ADAM IKDAL:  Yes, we do. The big four banks are trying to claw back market share, and indeed are dropping the charges or some elements of their charges. But if you look at the combined average account fees even after the charges are dropped, still you would see start-ups like Capitec being significantly cheaper on average than the big banks.

NASTASSIA ARENDSE:  In terms of the inclusiveness, I’ve heard many advocating to have a state bank. They talk about how the Post Office can eventually be able to take over some of the issues that we are having when it comes to financial inclusion. Is that a part that you are seeing as well, where a state bank could be able to step in?

ADAM IKDAL:  No, we don’t think that’s a sustainable solution. We think that the only sustainable solution is for banks to have an operating model where they can actually make money on the low-income segment. They think making it a state-owned entity will eat up the solution. We think that existing banks need to find leaner and cheaper operating models to reach this part of the segment.

NASTASSIA ARENDSE:  Towards the end of your report I remember reading a part where you do map a way forward in order for us to be able to have more financial inclusion locally. Take me through some of the other ideas that you bring forward in your report.

ADAM IKDAL:  Importantly, we think regulators need to come to the table. If you look at the strict compliance rules and consumer contextual rules that we have, it’s almost prohibitively expensive to bank the low-income segment.

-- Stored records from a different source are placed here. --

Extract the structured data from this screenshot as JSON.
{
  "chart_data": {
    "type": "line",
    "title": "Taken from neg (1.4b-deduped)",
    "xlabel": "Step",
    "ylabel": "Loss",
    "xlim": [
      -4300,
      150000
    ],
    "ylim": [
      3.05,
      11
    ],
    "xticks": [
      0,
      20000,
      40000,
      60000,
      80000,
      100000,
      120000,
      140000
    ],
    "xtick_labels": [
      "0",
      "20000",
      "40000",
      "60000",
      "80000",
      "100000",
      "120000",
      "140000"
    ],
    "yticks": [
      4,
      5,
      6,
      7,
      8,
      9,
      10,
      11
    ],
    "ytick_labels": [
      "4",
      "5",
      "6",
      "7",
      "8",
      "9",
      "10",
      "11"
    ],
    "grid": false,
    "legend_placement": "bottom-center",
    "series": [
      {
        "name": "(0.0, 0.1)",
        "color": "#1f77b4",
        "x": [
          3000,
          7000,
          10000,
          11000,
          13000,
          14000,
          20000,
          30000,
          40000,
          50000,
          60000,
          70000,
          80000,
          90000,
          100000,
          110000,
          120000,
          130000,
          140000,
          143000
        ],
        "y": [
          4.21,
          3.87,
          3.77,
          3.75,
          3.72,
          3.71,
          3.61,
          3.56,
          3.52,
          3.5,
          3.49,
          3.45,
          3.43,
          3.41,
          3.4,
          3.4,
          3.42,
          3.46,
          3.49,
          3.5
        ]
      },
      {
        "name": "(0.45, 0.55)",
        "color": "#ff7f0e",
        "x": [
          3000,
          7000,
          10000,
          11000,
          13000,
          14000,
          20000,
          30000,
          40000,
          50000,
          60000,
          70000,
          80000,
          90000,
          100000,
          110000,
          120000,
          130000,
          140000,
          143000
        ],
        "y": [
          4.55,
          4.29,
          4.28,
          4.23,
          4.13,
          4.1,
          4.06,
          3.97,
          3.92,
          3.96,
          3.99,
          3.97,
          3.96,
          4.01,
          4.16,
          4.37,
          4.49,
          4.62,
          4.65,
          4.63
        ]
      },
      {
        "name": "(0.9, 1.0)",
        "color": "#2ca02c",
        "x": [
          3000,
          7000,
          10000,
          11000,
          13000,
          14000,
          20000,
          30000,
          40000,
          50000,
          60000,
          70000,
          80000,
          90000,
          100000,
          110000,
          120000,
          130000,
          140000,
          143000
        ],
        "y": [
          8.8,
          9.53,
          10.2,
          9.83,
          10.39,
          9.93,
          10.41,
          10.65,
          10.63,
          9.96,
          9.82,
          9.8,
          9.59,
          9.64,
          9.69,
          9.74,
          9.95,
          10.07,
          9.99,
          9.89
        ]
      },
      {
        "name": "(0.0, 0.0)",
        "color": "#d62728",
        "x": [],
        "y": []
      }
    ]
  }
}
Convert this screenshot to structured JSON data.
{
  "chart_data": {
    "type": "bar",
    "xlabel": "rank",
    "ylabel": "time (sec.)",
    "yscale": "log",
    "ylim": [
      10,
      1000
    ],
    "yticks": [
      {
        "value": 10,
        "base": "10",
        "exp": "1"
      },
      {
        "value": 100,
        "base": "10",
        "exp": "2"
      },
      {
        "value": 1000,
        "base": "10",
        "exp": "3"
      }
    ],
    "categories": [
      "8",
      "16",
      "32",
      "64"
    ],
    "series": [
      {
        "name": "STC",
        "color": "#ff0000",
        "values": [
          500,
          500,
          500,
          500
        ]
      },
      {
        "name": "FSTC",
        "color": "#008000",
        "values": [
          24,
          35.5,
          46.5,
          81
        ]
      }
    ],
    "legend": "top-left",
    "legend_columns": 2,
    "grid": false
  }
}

So regulators would be an important part of it.

We think the existing players need to look at new digital models through smartphones and other technologies to reach this segment.

And we also think we need to have cooperation – some of the more informal lenders and the financial institutions today, even partners like stokvels and other informal mechanisms. So all participants need to be involved.

NASTASSIA ARENDSE:  Adam, thank you so much for your time.